Стихоплюйство. Смешилка
- О! Снайперша идёт. Жозефина Василллльна, привет, дорогая!
- Салям, Макароновна, тебе алейкум огромный, как говорится на Чукотке - родине сиреневого апельсина и несбывшихся иллюзий!
- У! Это, Жози, видать, Кобзона обслушалась да «Красной Москвы» нюхнула.
- Смотрела «Необъяснимо, но факт» с этим... лысеньким. Да ну его! Там про Чукотку было, про аномалии бурятские.
- Ты, Жози, не путай хоть стороны света! Хотя, главное, чтоб свой адрес знала да путь от магазина до дома.
- Верно говоришь, Авдотья Макаровна! А чёй-то у тебя, Жози, за тетрадочка такая? Неужто, мемуары писать начала про своё незабываемое (пока что) прошлое?
- Нет, Кира Никифоровна!
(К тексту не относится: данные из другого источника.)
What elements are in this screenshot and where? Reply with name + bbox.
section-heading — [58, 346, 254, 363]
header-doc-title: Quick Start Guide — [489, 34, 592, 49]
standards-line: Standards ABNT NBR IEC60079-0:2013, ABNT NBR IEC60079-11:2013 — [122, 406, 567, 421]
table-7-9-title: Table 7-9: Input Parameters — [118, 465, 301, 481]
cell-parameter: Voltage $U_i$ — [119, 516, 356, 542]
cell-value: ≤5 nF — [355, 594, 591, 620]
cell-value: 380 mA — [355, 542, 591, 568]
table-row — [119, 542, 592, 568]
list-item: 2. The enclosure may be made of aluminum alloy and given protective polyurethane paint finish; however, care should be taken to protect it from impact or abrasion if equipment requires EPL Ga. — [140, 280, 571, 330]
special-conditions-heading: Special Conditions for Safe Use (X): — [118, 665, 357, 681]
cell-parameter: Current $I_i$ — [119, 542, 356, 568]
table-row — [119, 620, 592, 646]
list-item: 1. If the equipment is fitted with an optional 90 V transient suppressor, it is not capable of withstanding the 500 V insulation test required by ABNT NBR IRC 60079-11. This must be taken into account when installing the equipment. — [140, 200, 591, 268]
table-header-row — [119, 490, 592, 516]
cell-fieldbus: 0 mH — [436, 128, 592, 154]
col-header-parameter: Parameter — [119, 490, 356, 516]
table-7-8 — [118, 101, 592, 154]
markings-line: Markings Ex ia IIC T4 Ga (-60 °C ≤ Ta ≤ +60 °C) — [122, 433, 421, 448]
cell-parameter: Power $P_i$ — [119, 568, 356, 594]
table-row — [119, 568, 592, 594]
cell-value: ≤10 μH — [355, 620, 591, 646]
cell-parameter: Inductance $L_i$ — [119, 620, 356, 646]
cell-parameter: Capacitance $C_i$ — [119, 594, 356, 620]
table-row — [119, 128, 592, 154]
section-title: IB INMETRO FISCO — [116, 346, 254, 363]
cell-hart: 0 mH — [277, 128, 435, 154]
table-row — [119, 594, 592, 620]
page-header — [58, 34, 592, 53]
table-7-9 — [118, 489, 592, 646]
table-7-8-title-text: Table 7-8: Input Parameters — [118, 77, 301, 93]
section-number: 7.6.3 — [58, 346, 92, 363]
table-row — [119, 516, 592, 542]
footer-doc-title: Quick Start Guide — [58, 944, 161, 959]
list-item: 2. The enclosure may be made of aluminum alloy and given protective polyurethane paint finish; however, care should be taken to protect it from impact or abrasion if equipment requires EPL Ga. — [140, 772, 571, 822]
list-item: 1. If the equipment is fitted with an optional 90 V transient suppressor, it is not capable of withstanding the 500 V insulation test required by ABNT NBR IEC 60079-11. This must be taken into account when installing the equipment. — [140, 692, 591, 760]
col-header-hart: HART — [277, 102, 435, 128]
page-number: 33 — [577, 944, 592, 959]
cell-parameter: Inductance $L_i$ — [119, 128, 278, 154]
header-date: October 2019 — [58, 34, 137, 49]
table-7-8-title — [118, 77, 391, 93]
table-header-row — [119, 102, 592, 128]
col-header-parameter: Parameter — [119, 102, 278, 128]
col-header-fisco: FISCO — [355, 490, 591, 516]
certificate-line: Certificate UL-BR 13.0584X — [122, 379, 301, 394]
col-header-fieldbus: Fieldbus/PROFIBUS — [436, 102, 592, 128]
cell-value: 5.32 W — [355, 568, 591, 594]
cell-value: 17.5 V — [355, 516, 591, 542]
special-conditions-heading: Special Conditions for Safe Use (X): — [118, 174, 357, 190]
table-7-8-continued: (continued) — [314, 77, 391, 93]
Это у неё - дневничок. Со школьной поры сохранился. Сейчас она нам про свои похождения любовные юных лет почитает.
- Ну, что кому болит, Лоли! ...Ты, Васильна, эту очкастую бестию не слушай. Лучше сама колись: что за тетрадочка такая?
- Ну... Я... Это... Не знаю, даже как сказать. Вообщем, я поэтесса. А в тетрадочке мои стихи!
- Ой, люди! Умру от смеха! Жози поэтесса! Точно настрелянными косячками обкурилась?!
- А ты, Лоли, вообще — помалкивай. Ничерта ты в исскуЙстве не понимаешь.
- Это я-то не понимаю?! Кстати, мода это тоже искусство. Да я одеваюсь по последним тенденциям этого сезона. Кофточка — от Гуччи, штанишки — от Версачи.
- Как говоришь? Кофточку на куче нашла? Это на мусорной что ли? А штанишки и предположить не берусь.
- Да не ссорьтесь, Вы! Лучше меня послушайте. Я вот недавно читала поэта одного... Как-бишь его? Бальмонд или Бельмонт...
- Я знаю его, Авдотья Макаровна! У него двойная фамилия: Бельмонт-Наглазовский.
- Да помолчи ты, Лоли! Я сейчас наизусть лучше Вам его стих продекламирую, а то Жози стесняется читать своё. Итак, стих про друга: «Мой лучший друг, мой светлый гений, с тобою спился я давно….»
- Так этого я знаю! У него вечно про алкашей. Ещё няньку свою споить пытался всё: «Выпьем с горя!»
- Ага! И посудину искал. Потом из горла наверное распили.
- Так то ж, Кира Никифоровна, в стужу для «сугреву»!
- Точно! Потому как про закусь там ни одного слова нет, кстати. А закусывать надо. Нянька совсем «старушка дряхлая» была. На пьяную голову поэту-воспитаннику, таких сказок порассказала! Сам-то, небось, такого бы не понаписал!
- Не тот это, что про алкашей всегда пишет! Про этого фильм есть, а про того нету. Этого в кино играет тот, что с берёзками в обнимку… Напомни, Жози!
- Не он это!
- В другом фильме тот был. Правильно, Макаровна?
- В другом!
- Да вы, что, в каком фильме?!
- В другом, Жози.
- Так, кого ж он там играл-то?
- Того, который против бюрократов! Там в штанах у него что-то …не то было ещё.
- Уймись, Лоли! Тебе ж, если мужик, то про штаны сразу одна мысль!
- Не он это! Авдотья Макаровна, не он.
- Тот не лысый, правильно, Жозефина Васильевна?!
- Говорю ж тебе, Жози, лысый про алкашей писал. Они на охоту там всё ходили. Уток собакой пугали:
«Снова осень. Я пойду гулять в лесу с собакой.
Вижу, утки. Бобик мой подымет лай.
Малосольным огурцом стрельну с рогатки.
Птицы – в небо! Пёс промолвит: «Наливай!»
- Нет, я, пожалуй, не буду свои стихи читать. А то, Макаровна, ты мою поэзию тоже в стихоплюйство обернёшь. Нет… Мои стихи не для этих подмостков дворовых!
- Вот те на! А для каких это, Жози?
- Э, Лоли… Как раньше, помните, поэты свои стихи на площадях перед публикой читали. И кучерявенький тот тоже, кстати; тот, который не про спаниеля… Потом по культурным столицам разъезжали. Там в салонах поэтические вечера устраивали, а не тут на лавке во дворе… Эх, бросить бы всё и уехать!
- Куда, Жозефина Васильевна?
- В Париж, Макаровна, в Париж... Знаешь, я как Кутузов, мечтаю хоть одним глазком взглянуть на Париж.